Muchos de mi generación empezamos a actuar en política, a mediados de los años setenta, cuando el franquismo agonizaba. Nos motivaban dos grandes ideales: la democracia y la lengua catalana. Quizás surgían otras derivadas como la justicia social, la amnistía, la libertad de expresión, la protección del territorio, la autonomía… pero todas pasaban por conseguir la democracia y proteger la lengua catalana.

Hoy parece como si el tiempo no hubiera pasado en muchos de estos aspectos. Parece que no hemos consolidado ninguno de estos objetivos. Podríamos volver a cantar aquella canción de Lluís Llach que dice aquello de «no es esto compañeros, no es esto…». Especialmente se extiende la sensación de derrota en la lucha por la perpetuación de la lengua catalana. Quizás nunca habíamos tenido tantos escritores en nuestra lengua, ni tantas publicaciones, ni tanta presencia en la escuela, ni algunos medios audiovisuales en catalán… pero la sensación es que perdemos su uso en la calle, en el ámbito familiar, en la administración pública… Podríamos decir que hemos entrado en una situación de emergencia lingüística, la cual, como la emergencia climática, puede ser irreversible si no se actúa con urgencia. Lo más grave, sin embargo, es que así como en la emergencia climática la mayoría de la población ya ha tomado conciencia de su gravedad, en la emergencia lingüística no hay suficiente conciencia social. Incluso, entre la gente progresista hay demasiada gente que se ha convertido en instrumento involuntario del etnocidio lingüístico que se está cometiendo. Porque, hay que abrir los ojos, la decadencia en el uso de la lengua catalana no se produce por una evolución natural, sino por la injerencia política de un estado, el español, que durante siglos ha maquinado y maquina para sustituir la lengua catalana por la castellana.

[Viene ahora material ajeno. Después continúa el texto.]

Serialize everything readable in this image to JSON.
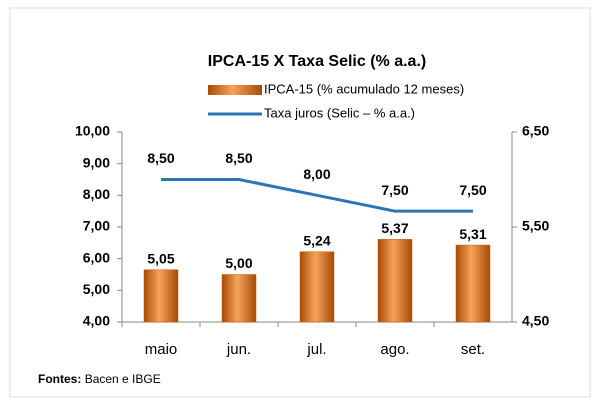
{
  "chart_data": {
    "type": "bar",
    "title": "IPCA-15 X Taxa Selic (% a.a.)",
    "categories": [
      "maio",
      "jun.",
      "jul.",
      "ago.",
      "set."
    ],
    "series": [
      {
        "name": "IPCA-15 (% acumulado 12 meses)",
        "type": "bar",
        "axis": "y2",
        "color": "#e46c0a",
        "values": [
          5.05,
          5.0,
          5.24,
          5.37,
          5.31
        ],
        "value_labels": [
          "5,05",
          "5,00",
          "5,24",
          "5,37",
          "5,31"
        ]
      },
      {
        "name": "Taxa juros (Selic – % a.a.)",
        "type": "line",
        "color": "#2e75b6",
        "values": [
          8.5,
          8.5,
          8.0,
          7.5,
          7.5
        ],
        "value_labels": [
          "8,50",
          "8,50",
          "8,00",
          "7,50",
          "7,50"
        ]
      }
    ],
    "ylim": [
      4,
      10
    ],
    "yticks": [
      {
        "value": 4,
        "label": "4,00"
      },
      {
        "value": 5,
        "label": "5,00"
      },
      {
        "value": 6,
        "label": "6,00"
      },
      {
        "value": 7,
        "label": "7,00"
      },
      {
        "value": 8,
        "label": "8,00"
      },
      {
        "value": 9,
        "label": "9,00"
      },
      {
        "value": 10,
        "label": "10,00"
      }
    ],
    "ytick_color": "#3a9b5c",
    "y2lim": [
      4.5,
      6.5
    ],
    "y2ticks": [
      {
        "value": 4.5,
        "label": "4,50"
      },
      {
        "value": 5.5,
        "label": "5,50"
      },
      {
        "value": 6.5,
        "label": "6,50"
      }
    ],
    "y2tick_color": "#e46c0a",
    "grid": false
  },
  "footer": {
    "source_label": "Fontes:",
    "source": "Bacen e IBGE"
  }
}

Además, la entrada de la extrema derecha en las instituciones ha estimulado la beligerancia ciudadana contra nuestra lengua. Siempre se ha escuchado el «Háblame en cristiano», pero nunca como ahora se habían producido tantas denuncias de discriminación lingüística por parte de profesionales de todos los ámbitos, desde el orden público hasta la atención sanitaria, dos ámbitos especialmente graves cuando los discriminadores son funcionarios públicos. Igualmente, en los medios de comunicación audiovisual, sobre todo TV3 e IB3, cada vez se observa más presencia de intervinientes en castellano en distintos programas. La excusa es que «hay que dar normalidad a lo que es normal en la calle». Pero el problema es que los otros, los medios en castellano, no actúan recíprocamente, sino que suelen ser beligerantes contra la lengua catalana. Y, lo más grave es que en el ámbito político parece que no se da suficiente importancia a la gravedad de la situación. Incluso con respecto a los partidos autóctonos, Més y el Pi, parece que han adoptado un perfil bajo en la lucha por la normalización de la lengua catalana. Como la defensa de la lengua propia no figura entre las prioridades de la gente, pues deja de figurar como prioridad en la agenda política de estos partidos. Pero, los partidos, no deberían olvidar que su misión, o la razón de su fundación, no es adaptarse a la realidad, sino transformarla. Si quienes estamos convencidos renunciamos a propagar nuestras ideas y los contrarios cada día son más beligerantes, el resultado está cantado.

En definitiva, al igual que mucha gente cada día está más preocupada por la desaparición de especies animales y vegetales, la misma buena gente debería estar preocupada por la desaparición de nuestra lengua. Deberían convertirse, también, en ecologistas lingüísticos.